DANA HUGHES is an ABC News reporter covering Africa, based in Nairobi.
This week Uganda’s ethics and integrity minister, Nsaba Buturo, held a press conference to highlight the country’s biggest moral problems: theft and embezzlement, ineffective public services, prostitution, greed and infidelity, among others. But his greatest ire was reserved for…miniskirts. Yes, miniskirts.
According to Minister Buturo, short skirts cause traffic accidents because, as he sees it, some Ugandans are “weak mentally” and will be so distracted looking at the legs of women as to cause them to crash their vehicles. He claims miniskirts are akin to being naked. "If you find a naked person you begin to concentrate on the make-up of that person and yet you are driving," he said with all seriousness to a room full of snickering reporters. "These days you hardly know who is a mother from a daughter, they are all naked." If Minister Buturo has his way, miniskirts will be made illegal, part of a law against “indecent” dressing.
While his statements provided journalists and bloggers around the world with a good laugh, the matter of how modern African women dress is not always so funny. Last March, hundreds of women in South Africa took to the streets wearing short skirts and tight shirts in protest of sexual harassment, and in some cases assault, by taxi drivers who claimed women were “asking for it” by wearing such revealing clothing.
According to media reports the protesters chanted women’s rights songs and carried signs saying “We love our minis,” “There are no shortcuts to women’s rights,” and “We aren’t road signs, you need to respect us.” But the taxi drivers taunted and whistled at the women, many saying it’s against African culture for women to wear revealing clothing, and very few have been prosecuted for sexual assault and harassment.
Traditional values have also violently clashed with Western ideals in parts of Kenya, where the Mungiki sect, often described as a criminal gang priding itself on being based on Kikuyu tribal traditions, have publicly stripped women wearing mini-skirts, pants, or any other form of dressing members find “indecent.” During the lawlessness of the country’s post-election violence earlier this year, there were reports of several women being stripped and whipped.
While the majority of African governments and educated people do not expressly condone this behavior, highly-defined gender roles continue to exist – even among the educated class.

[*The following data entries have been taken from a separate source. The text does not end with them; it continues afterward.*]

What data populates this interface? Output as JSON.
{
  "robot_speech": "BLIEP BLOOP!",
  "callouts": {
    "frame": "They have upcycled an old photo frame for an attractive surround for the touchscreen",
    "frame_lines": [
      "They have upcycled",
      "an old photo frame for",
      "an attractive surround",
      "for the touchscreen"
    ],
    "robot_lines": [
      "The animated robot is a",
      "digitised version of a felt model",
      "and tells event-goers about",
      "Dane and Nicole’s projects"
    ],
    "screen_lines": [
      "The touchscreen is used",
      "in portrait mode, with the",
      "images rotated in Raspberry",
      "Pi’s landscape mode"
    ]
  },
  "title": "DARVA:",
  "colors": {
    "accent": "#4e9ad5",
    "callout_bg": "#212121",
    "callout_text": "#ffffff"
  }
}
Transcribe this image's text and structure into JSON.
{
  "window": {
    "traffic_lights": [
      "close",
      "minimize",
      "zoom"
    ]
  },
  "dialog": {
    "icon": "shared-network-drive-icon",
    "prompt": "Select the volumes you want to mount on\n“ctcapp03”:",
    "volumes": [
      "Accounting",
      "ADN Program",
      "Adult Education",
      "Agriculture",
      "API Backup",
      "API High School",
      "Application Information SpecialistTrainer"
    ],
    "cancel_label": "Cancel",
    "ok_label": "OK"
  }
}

Women, particularly living in urban environments, are redefining what it means to be an “African” woman. Dress is one of the most visible battlefronts, but traditional attitudes about domestic violence, salary equality, fidelity in marriage, and relationship roles in general, are all being challenged by the “modern” African woman.
They’ll tell you though, that these changes don’t necessarily mean they want to dress and act more Western, but that like women everywhere, they want the right to define themselves on their own, African, terms.